What happened

Shares of European telecom equipment maker Ericsson (ERIC) were plunging on Wednesday, down roughly 10% as of this writing.

Ericsson delivered its fourth-quarter earnings report in January, and there wasn't any material operating news out of the company today. However, there was troubling news on another front.

On Wednesday, the U.S. Department of Justice laid some damning allegations, accusing Ericsson of violating terms of a 2019 corruption settlement, with particularly troubling allegations over the company's conduct in Iraq.

So what

Back in 2019, Ericsson signed a deferred prosecution agreement (DPA) with the Department of Justice (DOJ) and paid a $1 billion fine to settle bribery charges having to do with five separate countries over the past decade. A DPA is essentially like a probationary settlement, whereby the DOJ could bring charges again if it finds the terms of the DPA have been violated.

In October of 2021, the DOJ accused Ericsson of violating the DPA by failing to provide documents regarding its actions in Iraq. And on Wednesday, the DOJ found that the company had violated that agreement for a second time.

The company claimed a month ago that its internal 2019 investigation and associated disclosure were sufficient, even laying out potential bribes to members of ISIS in Iraq. However, it appears even that internal investigation didn't reveal enough to satisfy the DOJ, which claims the company is still withholding information.

Three telecom towers before a setting sun.

Image source: Getty Images.

Now what

Ericsson is one of only a handful of vendors of equipment necessary for implementing 5G networks, and one of its other major competitors is Chinese telecom giant Huawei, which has also come under the spotlight of U.S. sanctions. That puts Ericsson somewhat in a position of power, as many global telecom companies are dependent on its equipment.

Disturbingly, that position of power may have led to hubris on the part of management, which appears to be, or at least appeared to have been in the past, very ready to use bribes and other corrupt practices to win contracts around the world.

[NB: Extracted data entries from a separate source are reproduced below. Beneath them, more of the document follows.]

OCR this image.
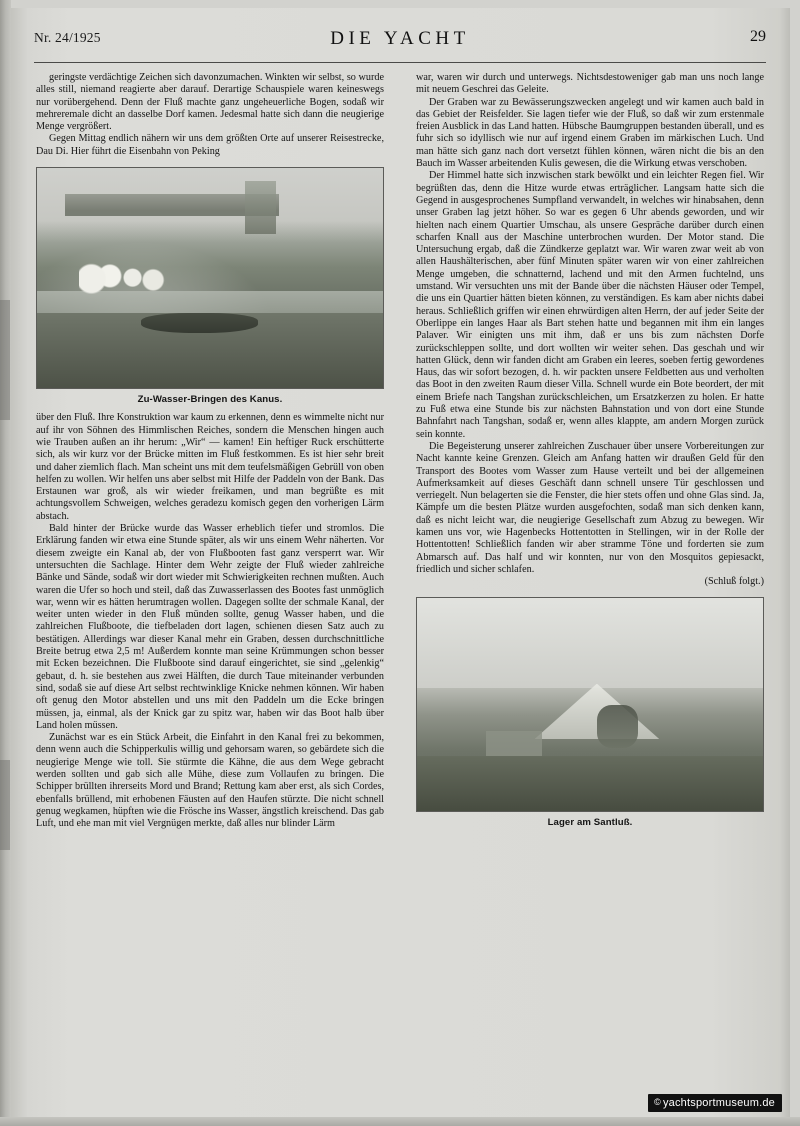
Nr. 24/1925	DIE YACHT	29

geringste verdächtige Zeichen sich davonzumachen. Winkten wir selbst, so wurde alles still, niemand reagierte aber darauf. Derartige Schauspiele waren keineswegs nur vorübergehend. Denn der Fluß machte ganz ungeheuerliche Bogen, sodaß wir mehreremale dicht an dasselbe Dorf kamen. Jedesmal hatte sich dann die neugierige Menge vergrößert.

Gegen Mittag endlich nähern wir uns dem größten Orte auf unserer Reisestrecke, Dau Di. Hier führt die Eisenbahn von Peking

Zu-Wasser-Bringen des Kanus.

über den Fluß. Ihre Konstruktion war kaum zu erkennen, denn es wimmelte nicht nur auf ihr von Söhnen des Himmlischen Reiches, sondern die Menschen hingen auch wie Trauben außen an ihr herum: „Wir“ — kamen! Ein heftiger Ruck erschütterte sich, als wir kurz vor der Brücke mitten im Fluß festkommen. Es ist hier sehr breit und daher ziemlich flach. Man scheint uns mit dem teufelsmäßigen Gebrüll von oben helfen zu wollen. Wir helfen uns aber selbst mit Hilfe der Paddeln von der Bank. Das Erstaunen war groß, als wir wieder freikamen, und man begrüßte es mit achtungsvollem Schweigen, welches geradezu komisch gegen den vorherigen Lärm abstach.

Bald hinter der Brücke wurde das Wasser erheblich tiefer und stromlos. Die Erklärung fanden wir etwa eine Stunde später, als wir uns einem Wehr näherten. Vor diesem zweigte ein Kanal ab, der von Flußbooten fast ganz versperrt war. Wir untersuchten die Sachlage. Hinter dem Wehr zeigte der Fluß wieder zahlreiche Bänke und Sände, sodaß wir dort wieder mit Schwierigkeiten rechnen mußten. Auch waren die Ufer so hoch und steil, daß das Zuwasserlassen des Bootes fast unmöglich war, wenn wir es hätten herumtragen wollen. Dagegen sollte der schmale Kanal, der weiter unten wieder in den Fluß münden sollte, genug Wasser haben, und die zahlreichen Flußboote, die tiefbeladen dort lagen, schienen diesen Satz auch zu bestätigen. Allerdings war dieser Kanal mehr ein Graben, dessen durchschnittliche Breite betrug etwa 2,5 m! Außerdem konnte man seine Krümmungen schon besser mit Ecken bezeichnen. Die Flußboote sind darauf eingerichtet, sie sind „gelenkig“ gebaut, d. h. sie bestehen aus zwei Hälften, die durch Taue miteinander verbunden sind, sodaß sie auf diese Art selbst rechtwinklige Knicke nehmen können. Wir haben oft genug den Motor abstellen und uns mit den Paddeln um die Ecke bringen müssen, ja, einmal, als der Knick gar zu spitz war, haben wir das Boot halb über Land holen müssen.

Zunächst war es ein Stück Arbeit, die Einfahrt in den Kanal frei zu bekommen, denn wenn auch die Schipperkulis willig und gehorsam waren, so gebärdete sich die neugierige Menge wie toll. Sie stürmte die Kähne, die aus dem Wege gebracht werden sollten und gab sich alle Mühe, diese zum Vollaufen zu bringen. Die Schipper brüllten ihrerseits Mord und Brand; Rettung kam aber erst, als sich Cordes, ebenfalls brüllend, mit erhobenen Fäusten auf den Haufen stürzte. Die nicht schnell genug wegkamen, hüpften wie die Frösche ins Wasser, ängstlich kreischend. Das gab Luft, und ehe man mit viel Vergnügen merkte, daß alles nur blinder Lärm

war, waren wir durch und unterwegs. Nichtsdestoweniger gab man uns noch lange mit neuem Geschrei das Geleite.

Der Graben war zu Bewässerungszwecken angelegt und wir kamen auch bald in das Gebiet der Reisfelder. Sie lagen tiefer wie der Fluß, so daß wir zum erstenmale freien Ausblick in das Land hatten. Hübsche Baumgruppen bestanden überall, und es fuhr sich so idyllisch wie nur auf irgend einem Graben im märkischen Luch. Und man hätte sich ganz nach dort versetzt fühlen können, wären nicht die bis an den Bauch im Wasser arbeitenden Kulis gewesen, die die Wirkung etwas verschoben.

Der Himmel hatte sich inzwischen stark bewölkt und ein leichter Regen fiel. Wir begrüßten das, denn die Hitze wurde etwas erträglicher. Langsam hatte sich die Gegend in ausgesprochenes Sumpfland verwandelt, in welches wir hinabsahen, denn unser Graben lag jetzt höher. So war es gegen 6 Uhr abends geworden, und wir hielten nach einem Quartier Umschau, als unsere Gespräche darüber durch einen scharfen Knall aus der Maschine unterbrochen wurden. Der Motor stand. Die Untersuchung ergab, daß die Zündkerze geplatzt war. Wir waren zwar weit ab von allen Haushälterischen, aber fünf Minuten später waren wir von einer zahlreichen Menge umgeben, die schnatternd, lachend und mit den Armen fuchtelnd, uns umstand. Wir versuchten uns mit der Bande über die nächsten Häuser oder Tempel, die uns ein Quartier hätten bieten können, zu verständigen. Es kam aber nichts dabei heraus. Schließlich griffen wir einen ehrwürdigen alten Herrn, der auf jeder Seite der Oberlippe ein langes Haar als Bart stehen hatte und begannen mit ihm ein langes Palaver. Wir einigten uns mit ihm, daß er uns bis zum nächsten Dorfe zurückschleppen sollte, und dort wollten wir weiter sehen. Das geschah und wir hatten Glück, denn wir fanden dicht am Graben ein leeres, soeben fertig gewordenes Haus, das wir sofort bezogen, d. h. wir packten unsere Feldbetten aus und verholten das Boot in den zweiten Raum dieser Villa. Schnell wurde ein Bote beordert, der mit einem Briefe nach Tangshan zurückschleichen, um Ersatzkerzen zu holen. Er hatte zu Fuß etwa eine Stunde bis zur nächsten Bahnstation und von dort eine Stunde Bahnfahrt nach Tangshan, sodaß er, wenn alles klappte, am andern Morgen zurück sein konnte.

Die Begeisterung unserer zahlreichen Zuschauer über unsere Vorbereitungen zur Nacht kannte keine Grenzen. Gleich am Anfang hatten wir draußen Geld für den Transport des Bootes vom Wasser zum Hause verteilt und bei der allgemeinen Aufmerksamkeit auf dieses Geschäft dann schnell unsere Tür geschlossen und verriegelt. Nun belagerten sie die Fenster, die hier stets offen und ohne Glas sind. Ja, Kämpfe um die besten Plätze wurden ausgefochten, sodaß man sich denken kann, daß es nicht leicht war, die neugierige Gesellschaft zum Abzug zu bewegen. Wir kamen uns vor, wie Hagenbecks Hottentotten in Stellingen, wir in der Rolle der Hottentotten! Schließlich fanden wir aber stramme Töne und forderten sie zum Abmarsch auf. Das half und wir konnten, nur von den Mosquitos gepiesackt, friedlich und sicher schlafen.

(Schluß folgt.)

Lager am Santluß.
© yachtsportmuseum.de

In certain countries, it's possible Ericsson would have had to match favors or lower costs offered by Huawei.

Still, it appears that the DOJ believes top executives still aren't being forthcoming with all information, which means there could be more damning allegations to come in the future, and more potential fines. While it's impossible for investors to know exactly where the truth lies, and to what extent there may be further monetary damages, it's pretty difficult to invest in Ericsson at this point, even with today's discount.